Шрифт:
Закладка:
— Мы слушаем лекцию по отечественному автомобилестроению? — поморщился Чекалин. — И ничего не копия, итальянский «Фиат» совсем другой.
— Как скажешь, — пожал плечами Чайкин. — А лекция — об умении этой дамы найти свое место в жизни даже в глубокой провинции. У нее, очевидно, неплохие связи. В общем, она оставила машину на стоянке за домом, вошла в подъезд. Она действительно живет в этом доме. Я пошел за ней. Дверь, к счастью, не скрипучая. Дама была не в себе — очень расстроена, двигалась неуверенно. Но это и понятно. Довел я ее до квартиры на третьем этаже, постоял внизу… Теперь к другим новостям, — Чайкин свысока оглядел аудиторию. — Знаете, кто у нее муж?
— Нетребин, — усмехнулся Павел.
— Ты знал, — разочарованно протянул Борис.
— Не знал. Но видел бы ты свою загадочную физиономию. Итак, становится интересно. Фигурант Нетребин, явно имеющий отношение к мошенничеству на автобазе, и его начальственная супруга, льющая слезы на могиле нашего Микульчина…
— Сумбур какой-то, — передернул плечами Максимов. — А как ты узнал, что она жена Нетребина?
— Вошла в квартиру. Он: «Что-то ты рано, дорогая. Обычно совсем поздно приходишь». Голос фигуранта, слава богу, я запомнил. «Голова разболелась, — оправдалась Крушинская, — чувствую себя отвратительно. У нас есть таблетки от головной боли?» А она и впрямь ужасно выглядела. А также, могу поспорить, она не стала докладывать мужу о своей поездке на кладбище.

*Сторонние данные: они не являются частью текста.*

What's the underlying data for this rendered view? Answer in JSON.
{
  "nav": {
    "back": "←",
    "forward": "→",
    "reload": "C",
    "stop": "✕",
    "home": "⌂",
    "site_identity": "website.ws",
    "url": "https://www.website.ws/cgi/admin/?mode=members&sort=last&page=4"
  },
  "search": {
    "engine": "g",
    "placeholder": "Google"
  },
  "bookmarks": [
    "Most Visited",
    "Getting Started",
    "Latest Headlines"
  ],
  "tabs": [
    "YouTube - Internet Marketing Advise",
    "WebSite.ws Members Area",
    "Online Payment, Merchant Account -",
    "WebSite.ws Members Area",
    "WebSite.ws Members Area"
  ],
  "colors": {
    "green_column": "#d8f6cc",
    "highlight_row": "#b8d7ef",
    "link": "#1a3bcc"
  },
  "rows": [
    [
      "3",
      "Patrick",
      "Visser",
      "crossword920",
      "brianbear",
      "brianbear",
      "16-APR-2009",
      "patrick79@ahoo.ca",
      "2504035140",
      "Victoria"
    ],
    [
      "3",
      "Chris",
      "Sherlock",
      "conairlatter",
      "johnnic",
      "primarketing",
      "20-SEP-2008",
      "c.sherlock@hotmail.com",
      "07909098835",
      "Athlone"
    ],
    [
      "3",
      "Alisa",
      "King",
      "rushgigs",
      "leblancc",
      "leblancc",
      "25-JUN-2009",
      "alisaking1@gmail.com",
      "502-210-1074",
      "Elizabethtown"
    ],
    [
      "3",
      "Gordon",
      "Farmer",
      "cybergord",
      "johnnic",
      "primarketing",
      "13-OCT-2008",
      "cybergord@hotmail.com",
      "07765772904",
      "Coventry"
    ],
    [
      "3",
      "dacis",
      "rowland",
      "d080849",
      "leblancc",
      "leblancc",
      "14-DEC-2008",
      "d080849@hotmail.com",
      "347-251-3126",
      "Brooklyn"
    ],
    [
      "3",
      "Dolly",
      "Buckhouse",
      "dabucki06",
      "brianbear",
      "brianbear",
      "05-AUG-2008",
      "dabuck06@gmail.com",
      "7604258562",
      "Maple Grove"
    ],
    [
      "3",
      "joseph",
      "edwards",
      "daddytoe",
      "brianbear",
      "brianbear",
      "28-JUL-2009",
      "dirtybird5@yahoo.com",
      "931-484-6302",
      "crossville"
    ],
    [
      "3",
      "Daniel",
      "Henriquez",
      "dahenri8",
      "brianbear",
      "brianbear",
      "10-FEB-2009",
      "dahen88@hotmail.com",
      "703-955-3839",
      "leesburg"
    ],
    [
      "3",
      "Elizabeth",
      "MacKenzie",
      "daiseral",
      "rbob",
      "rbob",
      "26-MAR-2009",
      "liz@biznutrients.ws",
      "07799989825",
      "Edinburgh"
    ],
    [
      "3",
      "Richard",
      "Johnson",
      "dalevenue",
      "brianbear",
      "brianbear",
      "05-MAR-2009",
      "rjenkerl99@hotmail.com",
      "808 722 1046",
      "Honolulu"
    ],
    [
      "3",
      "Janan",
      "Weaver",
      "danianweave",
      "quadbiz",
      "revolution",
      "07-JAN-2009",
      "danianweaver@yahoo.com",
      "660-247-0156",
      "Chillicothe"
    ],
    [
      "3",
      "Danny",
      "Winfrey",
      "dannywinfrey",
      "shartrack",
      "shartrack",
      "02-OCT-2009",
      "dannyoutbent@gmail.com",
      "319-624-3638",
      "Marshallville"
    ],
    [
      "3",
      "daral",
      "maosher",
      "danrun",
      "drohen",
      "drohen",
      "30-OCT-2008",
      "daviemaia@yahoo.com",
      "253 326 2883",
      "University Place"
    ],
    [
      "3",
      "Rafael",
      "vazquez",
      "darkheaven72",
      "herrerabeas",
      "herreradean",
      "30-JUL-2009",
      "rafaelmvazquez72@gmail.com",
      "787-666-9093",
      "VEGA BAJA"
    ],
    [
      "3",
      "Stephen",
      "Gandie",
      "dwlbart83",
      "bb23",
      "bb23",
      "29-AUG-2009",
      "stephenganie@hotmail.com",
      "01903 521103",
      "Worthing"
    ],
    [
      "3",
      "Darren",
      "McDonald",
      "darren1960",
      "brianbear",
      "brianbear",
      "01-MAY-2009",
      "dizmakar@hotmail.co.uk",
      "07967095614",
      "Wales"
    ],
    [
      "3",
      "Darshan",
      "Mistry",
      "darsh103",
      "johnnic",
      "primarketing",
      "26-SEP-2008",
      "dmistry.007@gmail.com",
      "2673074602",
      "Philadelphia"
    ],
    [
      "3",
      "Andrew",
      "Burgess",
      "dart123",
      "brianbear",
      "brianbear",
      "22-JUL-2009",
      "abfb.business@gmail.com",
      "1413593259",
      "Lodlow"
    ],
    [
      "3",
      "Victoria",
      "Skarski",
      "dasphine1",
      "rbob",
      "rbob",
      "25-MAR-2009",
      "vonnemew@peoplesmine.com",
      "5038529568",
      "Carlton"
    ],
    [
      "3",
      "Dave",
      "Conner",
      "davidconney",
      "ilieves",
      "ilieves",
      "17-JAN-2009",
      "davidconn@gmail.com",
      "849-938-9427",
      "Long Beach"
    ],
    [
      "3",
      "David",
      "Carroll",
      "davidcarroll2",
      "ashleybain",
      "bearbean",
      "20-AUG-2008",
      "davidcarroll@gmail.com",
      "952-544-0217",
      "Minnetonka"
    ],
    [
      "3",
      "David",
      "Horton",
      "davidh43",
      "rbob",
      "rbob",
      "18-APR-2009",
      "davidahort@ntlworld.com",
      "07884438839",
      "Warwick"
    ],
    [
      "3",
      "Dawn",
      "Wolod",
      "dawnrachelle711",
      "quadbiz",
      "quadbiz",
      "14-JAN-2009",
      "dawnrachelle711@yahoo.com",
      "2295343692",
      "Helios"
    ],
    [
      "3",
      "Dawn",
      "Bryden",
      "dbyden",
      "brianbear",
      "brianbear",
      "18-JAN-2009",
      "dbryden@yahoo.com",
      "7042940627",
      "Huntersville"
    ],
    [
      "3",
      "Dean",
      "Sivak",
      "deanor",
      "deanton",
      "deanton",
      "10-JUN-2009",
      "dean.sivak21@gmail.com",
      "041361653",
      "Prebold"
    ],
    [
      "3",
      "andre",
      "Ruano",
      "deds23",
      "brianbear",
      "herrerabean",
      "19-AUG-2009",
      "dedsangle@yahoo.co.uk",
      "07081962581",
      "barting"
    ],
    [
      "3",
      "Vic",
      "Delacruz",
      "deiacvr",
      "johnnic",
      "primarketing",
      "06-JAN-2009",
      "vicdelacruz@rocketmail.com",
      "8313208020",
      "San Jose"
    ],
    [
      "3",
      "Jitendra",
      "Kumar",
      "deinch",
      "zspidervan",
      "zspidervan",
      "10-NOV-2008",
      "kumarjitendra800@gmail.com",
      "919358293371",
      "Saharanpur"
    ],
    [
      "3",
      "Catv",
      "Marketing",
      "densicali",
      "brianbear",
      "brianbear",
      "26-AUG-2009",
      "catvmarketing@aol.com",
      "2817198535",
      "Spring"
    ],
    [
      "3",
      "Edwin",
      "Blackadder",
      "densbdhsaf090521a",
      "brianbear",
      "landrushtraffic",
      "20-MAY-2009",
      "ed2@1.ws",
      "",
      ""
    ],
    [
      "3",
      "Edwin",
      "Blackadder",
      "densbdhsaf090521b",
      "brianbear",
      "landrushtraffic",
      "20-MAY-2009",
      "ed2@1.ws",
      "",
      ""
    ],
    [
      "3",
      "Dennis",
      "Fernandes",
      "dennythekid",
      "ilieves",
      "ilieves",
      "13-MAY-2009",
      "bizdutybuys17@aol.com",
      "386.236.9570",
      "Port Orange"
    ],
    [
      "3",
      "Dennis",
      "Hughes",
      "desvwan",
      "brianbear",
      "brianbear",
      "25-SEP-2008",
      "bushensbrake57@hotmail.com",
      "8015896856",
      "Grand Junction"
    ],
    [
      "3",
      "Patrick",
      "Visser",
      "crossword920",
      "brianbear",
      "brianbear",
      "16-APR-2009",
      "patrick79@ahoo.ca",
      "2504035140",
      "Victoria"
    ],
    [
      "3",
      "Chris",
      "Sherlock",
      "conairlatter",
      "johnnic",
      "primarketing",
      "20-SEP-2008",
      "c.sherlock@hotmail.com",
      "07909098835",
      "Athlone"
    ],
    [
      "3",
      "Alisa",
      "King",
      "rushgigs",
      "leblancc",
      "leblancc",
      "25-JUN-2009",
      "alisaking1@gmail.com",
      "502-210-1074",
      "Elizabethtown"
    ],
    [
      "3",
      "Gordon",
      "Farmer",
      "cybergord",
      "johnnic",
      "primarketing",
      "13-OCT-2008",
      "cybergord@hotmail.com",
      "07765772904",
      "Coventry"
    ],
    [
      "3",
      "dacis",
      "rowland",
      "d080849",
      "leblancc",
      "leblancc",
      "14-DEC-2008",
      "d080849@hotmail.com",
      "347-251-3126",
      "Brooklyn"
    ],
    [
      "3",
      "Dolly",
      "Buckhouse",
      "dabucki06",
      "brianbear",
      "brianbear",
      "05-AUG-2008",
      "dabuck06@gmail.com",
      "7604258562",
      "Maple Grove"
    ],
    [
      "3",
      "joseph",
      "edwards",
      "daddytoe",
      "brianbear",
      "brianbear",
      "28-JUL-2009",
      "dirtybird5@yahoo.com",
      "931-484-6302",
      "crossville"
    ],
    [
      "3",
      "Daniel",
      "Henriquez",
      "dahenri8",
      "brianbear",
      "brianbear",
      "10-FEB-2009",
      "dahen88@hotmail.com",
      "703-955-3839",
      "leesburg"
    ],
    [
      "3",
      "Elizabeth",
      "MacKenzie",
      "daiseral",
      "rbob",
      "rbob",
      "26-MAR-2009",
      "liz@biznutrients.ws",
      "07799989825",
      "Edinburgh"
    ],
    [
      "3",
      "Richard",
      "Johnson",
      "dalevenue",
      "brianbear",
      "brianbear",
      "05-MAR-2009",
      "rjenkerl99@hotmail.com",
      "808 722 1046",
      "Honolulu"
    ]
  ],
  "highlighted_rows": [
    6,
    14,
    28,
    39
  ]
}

Причина, думается, ясна. Хотя все это как-то причудливо… Я поднялся к их двери, послушал, о чем они говорят. Нетребин прыгал вокруг супруги, сетовал: дескать, не бережешь себя, дорогая, работаешь, не покладая рук, так можешь окончательно подорвать свое драгоценное здоровье. Укладывал ее на диван, что-то ворковал. Обнаружил, что нет таблеток от головы, но аптека в соседнем доме, выскочил из квартиры, как пробка из шампанского, побежал, полуодетый, в аптеку. Я едва успел на верхнюю площадку запрыгнуть. Выждал чуток, пошел вниз, чтобы с Нетребиным не столкнуться. Прошел мимо их двери — и вниз. Слышу, за спиной дверь открывается. Почуяла, знать, или в глазок смотрела. Стоим такие, смотрим друг на дружку. — Чайкин передернул плечами. — Оба, наверное, стали краснее пожарной машины… Так и знала, говорит, что не отстанете, выслеживать будете. Надеюсь, хватит у вас деликатности не трепать эту историю на всех углах? Пусть, мол, твой давешний спутник — как там его, старший лейтенант Болдин — завтра в половине девятого утра подходит в центральный парк к памятнику Ленина. Вот с ним она поговорит. А я для нее ни рылом, ни возрастом не вышел. Ладно, мы не гордые.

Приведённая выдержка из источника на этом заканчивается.